L’authenticité

[Été 1997]

par Franck Michel

Avec cette livraison de CVphoto débute une série de trois numéros consacrées à la vaste notion d’authenticité. La place grandissante des technologies numériques dans le champs de la photographie, et les bouleversements qui s’en suivent, rendent ce débat essentiel et particulièrement opportun. Pour ce premier dossier, nous avons choisi d’explorer plus spécifiquement la question de l’authenticité à travers le renversement du paradigme objectivité / subjectivité.

Je crois que nous pouvons affirmer que nous assistons actuellement à la désillusion face à une possible objectivité photographique. Des théories récentes sur la photographie démontrent combien l’image «sans code» de Roland Barthes, petit bloc collé à son référent, n’est plus possible, et qu’elle n’a même, sans doute, jamais été possible. L’objectivité photographique n’était qu’un leurre. On avait, jusqu’au début des années quatre-vingt, largement sous-estimé la place de la subjectivité dans l’acte photographique, certains auteurs allant jusqu’à évacuer le rôle du photographe, pour ne s’attarder qu’à une image photographique «miroir du monde». Pourtant, les différentes étapes du processus photographique sont autant de sauts que le photographe imprègne de sa subjectivité tout en éloignant l’image finale du réel. Toute image photographique est une interprétation du réel. Elle en contient au plus une vague trace, mais jamais elle n’en est un calque, même fragmentaire.

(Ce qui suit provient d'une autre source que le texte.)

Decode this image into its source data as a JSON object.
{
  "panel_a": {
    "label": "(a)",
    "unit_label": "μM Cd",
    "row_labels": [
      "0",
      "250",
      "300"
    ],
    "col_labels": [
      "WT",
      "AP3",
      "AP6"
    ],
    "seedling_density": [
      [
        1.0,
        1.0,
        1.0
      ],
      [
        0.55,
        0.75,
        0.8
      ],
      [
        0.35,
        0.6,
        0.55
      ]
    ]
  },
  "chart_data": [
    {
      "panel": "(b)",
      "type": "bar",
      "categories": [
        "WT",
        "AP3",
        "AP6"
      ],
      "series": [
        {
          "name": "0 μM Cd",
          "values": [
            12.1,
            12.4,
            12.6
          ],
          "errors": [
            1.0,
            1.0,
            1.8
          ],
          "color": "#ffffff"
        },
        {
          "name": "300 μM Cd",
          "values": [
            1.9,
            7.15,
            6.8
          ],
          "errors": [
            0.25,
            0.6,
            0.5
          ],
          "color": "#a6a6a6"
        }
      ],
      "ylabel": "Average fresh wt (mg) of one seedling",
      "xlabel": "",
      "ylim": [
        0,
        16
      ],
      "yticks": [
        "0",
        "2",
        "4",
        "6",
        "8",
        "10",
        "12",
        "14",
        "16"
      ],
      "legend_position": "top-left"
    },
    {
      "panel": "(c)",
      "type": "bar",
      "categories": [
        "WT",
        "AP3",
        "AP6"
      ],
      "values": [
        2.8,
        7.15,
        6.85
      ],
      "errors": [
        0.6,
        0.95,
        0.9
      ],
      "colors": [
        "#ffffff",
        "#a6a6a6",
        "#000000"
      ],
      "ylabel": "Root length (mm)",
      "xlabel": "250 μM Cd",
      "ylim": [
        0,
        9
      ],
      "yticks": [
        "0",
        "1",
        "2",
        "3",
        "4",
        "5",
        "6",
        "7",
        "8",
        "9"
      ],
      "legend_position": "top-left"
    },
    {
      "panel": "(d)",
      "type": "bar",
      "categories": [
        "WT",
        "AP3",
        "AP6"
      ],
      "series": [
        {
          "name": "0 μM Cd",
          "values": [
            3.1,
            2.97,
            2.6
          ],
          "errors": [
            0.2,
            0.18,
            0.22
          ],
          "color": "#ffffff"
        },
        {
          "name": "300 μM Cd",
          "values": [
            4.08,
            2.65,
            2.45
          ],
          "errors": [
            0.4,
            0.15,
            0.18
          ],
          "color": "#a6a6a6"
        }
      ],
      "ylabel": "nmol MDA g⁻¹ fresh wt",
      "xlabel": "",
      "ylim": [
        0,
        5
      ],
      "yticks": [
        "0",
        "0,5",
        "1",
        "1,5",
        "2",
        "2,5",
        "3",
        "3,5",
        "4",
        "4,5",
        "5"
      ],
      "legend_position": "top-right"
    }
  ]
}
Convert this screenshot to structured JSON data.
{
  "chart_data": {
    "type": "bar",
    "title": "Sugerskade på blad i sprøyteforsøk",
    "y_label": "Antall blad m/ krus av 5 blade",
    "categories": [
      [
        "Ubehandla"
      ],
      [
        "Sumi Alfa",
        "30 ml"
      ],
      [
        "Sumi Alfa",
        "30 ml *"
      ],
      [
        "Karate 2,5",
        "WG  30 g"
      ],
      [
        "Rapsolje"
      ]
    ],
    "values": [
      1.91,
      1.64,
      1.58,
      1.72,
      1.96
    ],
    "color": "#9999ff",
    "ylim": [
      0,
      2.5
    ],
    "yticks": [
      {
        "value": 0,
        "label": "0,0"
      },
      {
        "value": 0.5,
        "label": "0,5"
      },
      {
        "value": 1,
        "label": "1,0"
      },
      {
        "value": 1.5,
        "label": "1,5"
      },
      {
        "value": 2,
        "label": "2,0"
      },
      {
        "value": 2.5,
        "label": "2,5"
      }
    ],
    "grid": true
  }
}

L’utilisation des technologies numériques dans le processus photographique creuse plus encore le fossé entre l’image et son référent puisqu’elle repousse les limites de la manipulation à l’infini. Par le truchement de l’informatique, une photographie peut être facilement manipulée jusqu’à ce que la réalité initiale, celle du moment de la prise de vue, devienne méconnaissable. L’image perd alors ses liens avec le réel, pour prendre une autre signification ou devenir une vue de l’esprit1. Aujourd’hui, toute la sphère de la photographie est frappée de cette «prise de conscience» de l’impossible objectivité. De nombreuses pratiques photographiques actuelles posent abruptement la question du renversement objectivité/subjectivité en jouant avec des trompe-l’œil, des détails apocryphes, des réalités factices. La photographie, construction subjective, loin d’être vouée à une mort lente, se trouve revitalisée. Elle redevient pour les artistes un immense champ d’exploration.

Cependant, dans tout ce chambardement, la plus touchée est certainement la photographie documentaire, qui voit sa crédibilité peu à peu s’étioler. Le phénomène de l’image «truquée» n’est certes pas nouveau. Nous avons tous en tête la célèbre photographie du soldat (mort) brandissant un drapeau, de Robert Capa : la mise en scène et la retouche sont partie intégrante de l’histoire de la photographie documentaire. Néanmoins, il est aussi vrai, hors de toute considération théorique, qu’une photographie du génocide rwandais, document percutant sur la barbarie humaine, restera toujours bouleversante d’authenticité. L’image photographique est une image subjective, soit ; cela ne veut pas dire qu’elle ne doit plus montrer, documenter, signifier, dénoncer, mais qu’elle le fait avec une vision singulière, une vérité relative. Et nous spectateur/lecteur, nous ne pouvons plus accepter une image comme une certitude ; nous sommes constamment en droit de douter de son authenticité.

Une revue dans la rue
Dans notre livraison du mois de mars, j’annonçais que CVphoto allait descendre dans la rue. Effectivement, à partir de la fin juin des affiches seront placardées sur les murs des rues de Montréal, Toronto et Vancouver. Pour ce projet, CVphoto s’est associé à un collectif de dix artistes montréalais —N. Amberg, P. Blache, M. Blouin, A. Chagnon, D. Hébert, S. Grégoire, M. Gingras, E. Leier, É. Tremblay et Eva Quintas— qui a déjà réalisé deux projets d’affiches de ce type (pour le Mois de la Photo à Montréal 1995 et pour le prochain Fotofeis en Écosse, novembre 1997). Une revue dans la rue s’inscrit dans une série d’initiatives que CVphoto a mise sur pied pour élargir sa visibilité, tout en faisant la promotion du travail d’artistes d’ici.

1 Ce sujet sera amplement développé par Marcel Blouin dans le texte du catalogue de l’exposition Photographie et immatérialité, présentée au cours du prochain Mois de la Photo à Montréal, en septembre 1997.